Las evidencias condujeron a proponer que "fue en realidad la intensificación de la
presión ejercida por distintos grupos de esa misma etnia, hacia finales del tercer milenio,
lo que provocó una tendencia a su apreciación negativa y a intentar impedir su ingreso en
los territorios de dominio sumerio, acción por otra parte inútil, como lo demuestra la
historia posterior". Desde el punto de vista étnico, el dato crucial del fin del milenio es la
amorreización de la Mesopotamia, que conducirá a la formación de la Babilonia clásica
En las consideraciones finales se evalúan las posibilidades y límites de una
investigación pluridisciplinar, con eje histórico-antropológico para comprender los
procesos etno-identitarios en base a los residuos de las sociedades letradas extinguidas,
que desplegaron sus desarrollos a lo largo del III milenio a.C. en el valle aluvional de la
cuenca del Eufrates-Tigris y sus zonas de contacto.
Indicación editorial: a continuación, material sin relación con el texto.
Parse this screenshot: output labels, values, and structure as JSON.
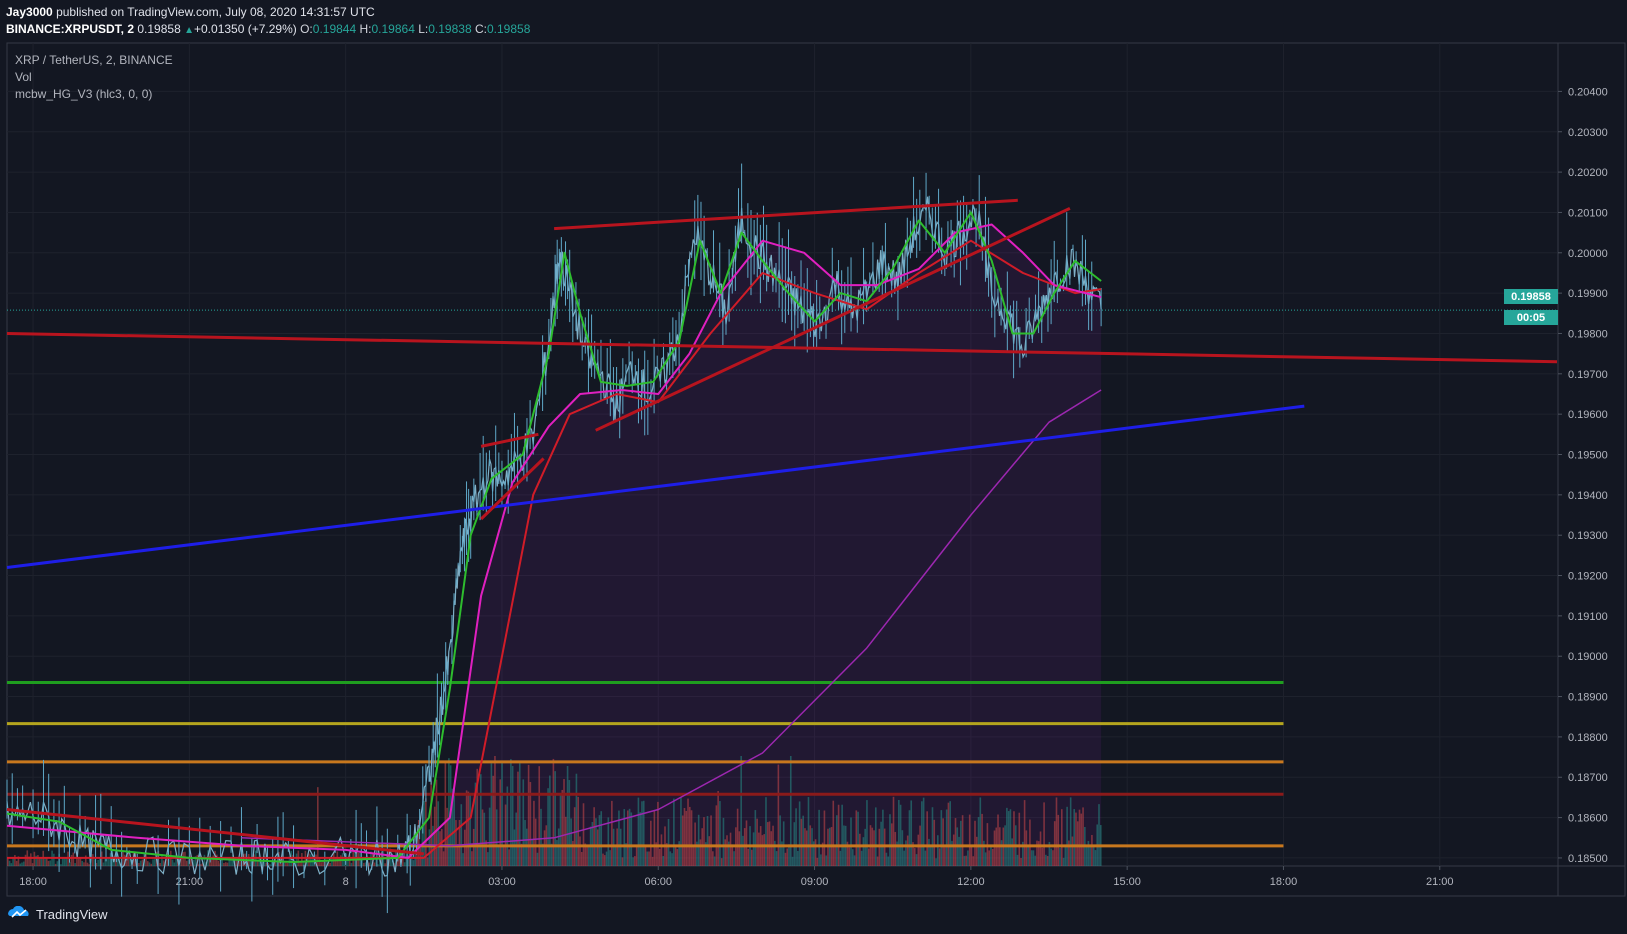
{
  "header": {
    "author": "Jay3000",
    "published": "published on TradingView.com, July 08, 2020 14:31:57 UTC",
    "symbol": "BINANCE:XRPUSDT, 2",
    "price": "0.19858",
    "change_arrow": "▲",
    "change": "+0.01350 (+7.29%)",
    "o_label": "O:",
    "o": "0.19844",
    "h_label": "H:",
    "h": "0.19864",
    "l_label": "L:",
    "l": "0.19838",
    "c_label": "C:",
    "c": "0.19858"
  },
  "legend": {
    "title": "XRP / TetherUS, 2, BINANCE",
    "vol": "Vol",
    "indicator": "mcbw_HG_V3 (hlc3, 0, 0)"
  },
  "footer": {
    "brand": "TradingView",
    "icon": "tradingview-logo-icon"
  },
  "price_tag": {
    "price": "0.19858",
    "countdown": "00:05"
  },
  "colors": {
    "background": "#131722",
    "grid": "#1e222d",
    "up": "#26a69a",
    "candle_wick": "#7fb0c7",
    "ema_fast": "#2ebd2e",
    "ema_mid": "#e020c0",
    "ema_slow": "#d01c28",
    "support_blue": "#1e1ee8",
    "level_green": "#1f9e1f",
    "level_olive": "#b4a51e",
    "level_orange": "#c8781e"
  },
  "chart_data": {
    "type": "line",
    "x_ticks": [
      "18:00",
      "21:00",
      "8",
      "03:00",
      "06:00",
      "09:00",
      "12:00",
      "15:00",
      "18:00",
      "21:00"
    ],
    "y_ticks": [
      "0.18500",
      "0.18600",
      "0.18700",
      "0.18800",
      "0.18900",
      "0.19000",
      "0.19100",
      "0.19200",
      "0.19300",
      "0.19400",
      "0.19500",
      "0.19600",
      "0.19700",
      "0.19800",
      "0.19900",
      "0.20000",
      "0.20100",
      "0.20200",
      "0.20300",
      "0.20400"
    ],
    "ylim": [
      0.1848,
      0.2052
    ],
    "xlim_hours": [
      -6.5,
      23.25
    ],
    "x_axis_note": "hours relative to 00:00 July 8 (UTC)",
    "price_series": [
      [
        -6.5,
        0.186
      ],
      [
        -6.0,
        0.1861
      ],
      [
        -5.5,
        0.1858
      ],
      [
        -5.0,
        0.1853
      ],
      [
        -4.5,
        0.1852
      ],
      [
        -4.0,
        0.1851
      ],
      [
        -3.0,
        0.185
      ],
      [
        -2.0,
        0.185
      ],
      [
        -1.5,
        0.1851
      ],
      [
        -1.0,
        0.1849
      ],
      [
        0.0,
        0.1851
      ],
      [
        0.5,
        0.185
      ],
      [
        1.0,
        0.185
      ],
      [
        1.3,
        0.1853
      ],
      [
        1.6,
        0.187
      ],
      [
        1.8,
        0.1885
      ],
      [
        2.0,
        0.19
      ],
      [
        2.2,
        0.1925
      ],
      [
        2.4,
        0.1935
      ],
      [
        2.7,
        0.1945
      ],
      [
        3.0,
        0.1944
      ],
      [
        3.3,
        0.1948
      ],
      [
        3.6,
        0.1955
      ],
      [
        3.9,
        0.1978
      ],
      [
        4.1,
        0.2
      ],
      [
        4.3,
        0.199
      ],
      [
        4.6,
        0.1975
      ],
      [
        4.9,
        0.197
      ],
      [
        5.2,
        0.1962
      ],
      [
        5.5,
        0.1972
      ],
      [
        5.8,
        0.1965
      ],
      [
        6.1,
        0.197
      ],
      [
        6.4,
        0.198
      ],
      [
        6.7,
        0.2005
      ],
      [
        7.0,
        0.1995
      ],
      [
        7.3,
        0.1985
      ],
      [
        7.6,
        0.2008
      ],
      [
        7.9,
        0.2
      ],
      [
        8.2,
        0.1995
      ],
      [
        8.5,
        0.199
      ],
      [
        8.8,
        0.1985
      ],
      [
        9.1,
        0.1982
      ],
      [
        9.4,
        0.1993
      ],
      [
        9.7,
        0.1985
      ],
      [
        10.0,
        0.199
      ],
      [
        10.3,
        0.1998
      ],
      [
        10.6,
        0.1993
      ],
      [
        10.9,
        0.2005
      ],
      [
        11.2,
        0.201
      ],
      [
        11.5,
        0.2
      ],
      [
        11.8,
        0.2005
      ],
      [
        12.1,
        0.201
      ],
      [
        12.4,
        0.199
      ],
      [
        12.7,
        0.1985
      ],
      [
        13.0,
        0.1976
      ],
      [
        13.3,
        0.1985
      ],
      [
        13.6,
        0.1993
      ],
      [
        13.9,
        0.1998
      ],
      [
        14.2,
        0.1993
      ],
      [
        14.5,
        0.1986
      ]
    ],
    "fast_ma": [
      [
        -6.5,
        0.1861
      ],
      [
        -5.5,
        0.1859
      ],
      [
        -4.5,
        0.1852
      ],
      [
        -3.0,
        0.185
      ],
      [
        -1.0,
        0.1849
      ],
      [
        1.0,
        0.185
      ],
      [
        1.6,
        0.186
      ],
      [
        2.0,
        0.1892
      ],
      [
        2.4,
        0.193
      ],
      [
        2.8,
        0.1944
      ],
      [
        3.4,
        0.195
      ],
      [
        3.9,
        0.1975
      ],
      [
        4.2,
        0.2
      ],
      [
        4.5,
        0.1985
      ],
      [
        4.9,
        0.1968
      ],
      [
        5.4,
        0.1967
      ],
      [
        5.9,
        0.1968
      ],
      [
        6.4,
        0.1978
      ],
      [
        6.8,
        0.2003
      ],
      [
        7.2,
        0.199
      ],
      [
        7.6,
        0.2005
      ],
      [
        8.0,
        0.1998
      ],
      [
        8.5,
        0.199
      ],
      [
        9.0,
        0.1983
      ],
      [
        9.5,
        0.199
      ],
      [
        10.0,
        0.1988
      ],
      [
        10.5,
        0.1996
      ],
      [
        11.0,
        0.2008
      ],
      [
        11.5,
        0.2
      ],
      [
        12.0,
        0.201
      ],
      [
        12.4,
        0.1998
      ],
      [
        12.8,
        0.198
      ],
      [
        13.2,
        0.198
      ],
      [
        13.6,
        0.199
      ],
      [
        14.0,
        0.1998
      ],
      [
        14.5,
        0.1993
      ]
    ],
    "mid_ma": [
      [
        -6.5,
        0.1858
      ],
      [
        -4.0,
        0.1855
      ],
      [
        -2.0,
        0.1853
      ],
      [
        0.0,
        0.1852
      ],
      [
        1.2,
        0.185
      ],
      [
        2.0,
        0.186
      ],
      [
        2.6,
        0.1915
      ],
      [
        3.2,
        0.1943
      ],
      [
        3.9,
        0.1957
      ],
      [
        4.5,
        0.1965
      ],
      [
        5.3,
        0.1966
      ],
      [
        6.0,
        0.1965
      ],
      [
        6.6,
        0.1975
      ],
      [
        7.2,
        0.199
      ],
      [
        8.0,
        0.2003
      ],
      [
        8.8,
        0.2
      ],
      [
        9.5,
        0.1992
      ],
      [
        10.2,
        0.1992
      ],
      [
        11.0,
        0.1996
      ],
      [
        11.7,
        0.2005
      ],
      [
        12.4,
        0.2007
      ],
      [
        13.0,
        0.2
      ],
      [
        13.6,
        0.1992
      ],
      [
        14.2,
        0.199
      ],
      [
        14.5,
        0.1989
      ]
    ],
    "slow_ma": [
      [
        -6.5,
        0.185
      ],
      [
        1.5,
        0.185
      ],
      [
        2.4,
        0.186
      ],
      [
        3.0,
        0.19
      ],
      [
        3.6,
        0.194
      ],
      [
        4.3,
        0.196
      ],
      [
        5.2,
        0.1965
      ],
      [
        6.0,
        0.1963
      ],
      [
        7.0,
        0.198
      ],
      [
        8.0,
        0.1995
      ],
      [
        9.0,
        0.199
      ],
      [
        10.0,
        0.1986
      ],
      [
        11.0,
        0.1995
      ],
      [
        12.0,
        0.2003
      ],
      [
        13.0,
        0.1995
      ],
      [
        14.0,
        0.199
      ],
      [
        14.5,
        0.1991
      ]
    ],
    "parabolic_curve": [
      [
        -2.0,
        0.1855
      ],
      [
        2.0,
        0.1853
      ],
      [
        4.0,
        0.1855
      ],
      [
        6.0,
        0.1862
      ],
      [
        8.0,
        0.1876
      ],
      [
        10.0,
        0.1902
      ],
      [
        12.0,
        0.1935
      ],
      [
        13.5,
        0.1958
      ],
      [
        14.5,
        0.1966
      ]
    ],
    "trendlines": [
      {
        "name": "resistance-top",
        "color": "#b8141e",
        "points": [
          [
            4.0,
            0.2006
          ],
          [
            12.9,
            0.2013
          ]
        ]
      },
      {
        "name": "rising-wedge-support",
        "color": "#b8141e",
        "points": [
          [
            4.8,
            0.1956
          ],
          [
            13.9,
            0.2011
          ]
        ]
      },
      {
        "name": "horizontal-support",
        "color": "#b8141e",
        "points": [
          [
            -6.5,
            0.198
          ],
          [
            23.25,
            0.1973
          ]
        ]
      },
      {
        "name": "blue-uptrend",
        "color": "#1e1ee8",
        "points": [
          [
            -6.5,
            0.1922
          ],
          [
            18.4,
            0.1962
          ]
        ]
      },
      {
        "name": "early-channel-top",
        "color": "#b8141e",
        "points": [
          [
            2.6,
            0.1952
          ],
          [
            3.7,
            0.1955
          ]
        ]
      },
      {
        "name": "early-channel-bottom",
        "color": "#b8141e",
        "points": [
          [
            2.6,
            0.1934
          ],
          [
            3.8,
            0.1949
          ]
        ]
      },
      {
        "name": "early-down-line",
        "color": "#b8141e",
        "points": [
          [
            -6.5,
            0.1862
          ],
          [
            1.5,
            0.1851
          ]
        ]
      }
    ],
    "horizontal_levels": [
      {
        "name": "green-level",
        "color": "#1f9e1f",
        "value": 0.18935,
        "end_hour": 18.0
      },
      {
        "name": "olive-level",
        "color": "#b4a51e",
        "value": 0.18833,
        "end_hour": 18.0
      },
      {
        "name": "orange-level",
        "color": "#c8781e",
        "value": 0.18738,
        "end_hour": 18.0
      },
      {
        "name": "dark-red-level",
        "color": "#8b1a1a",
        "value": 0.18658,
        "end_hour": 18.0
      },
      {
        "name": "orange-low-level",
        "color": "#c8781e",
        "value": 0.1853,
        "end_hour": 18.0
      }
    ],
    "current_price": 0.19858
  }
}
A pesar de no ser el presente un
trabajo asiriológico se ha hecho un esfuerzo no sólo de lectura sino de comprensión de
las fuentes textuales
El balance del proceso intelectual realizado durante los distintos períodos
investigativos sugiere que el mismo permitió integrar críticamente información específica y
dispersa, la cual, desde un uso cuidadoso de las analogías pasado-presente, posibilitó
realizar nuevas preguntas al corpus bibliográfico y documental, cuyas respuestas
conforman un cuerpo explicativo, aunque abierto a nuevos interrogantes.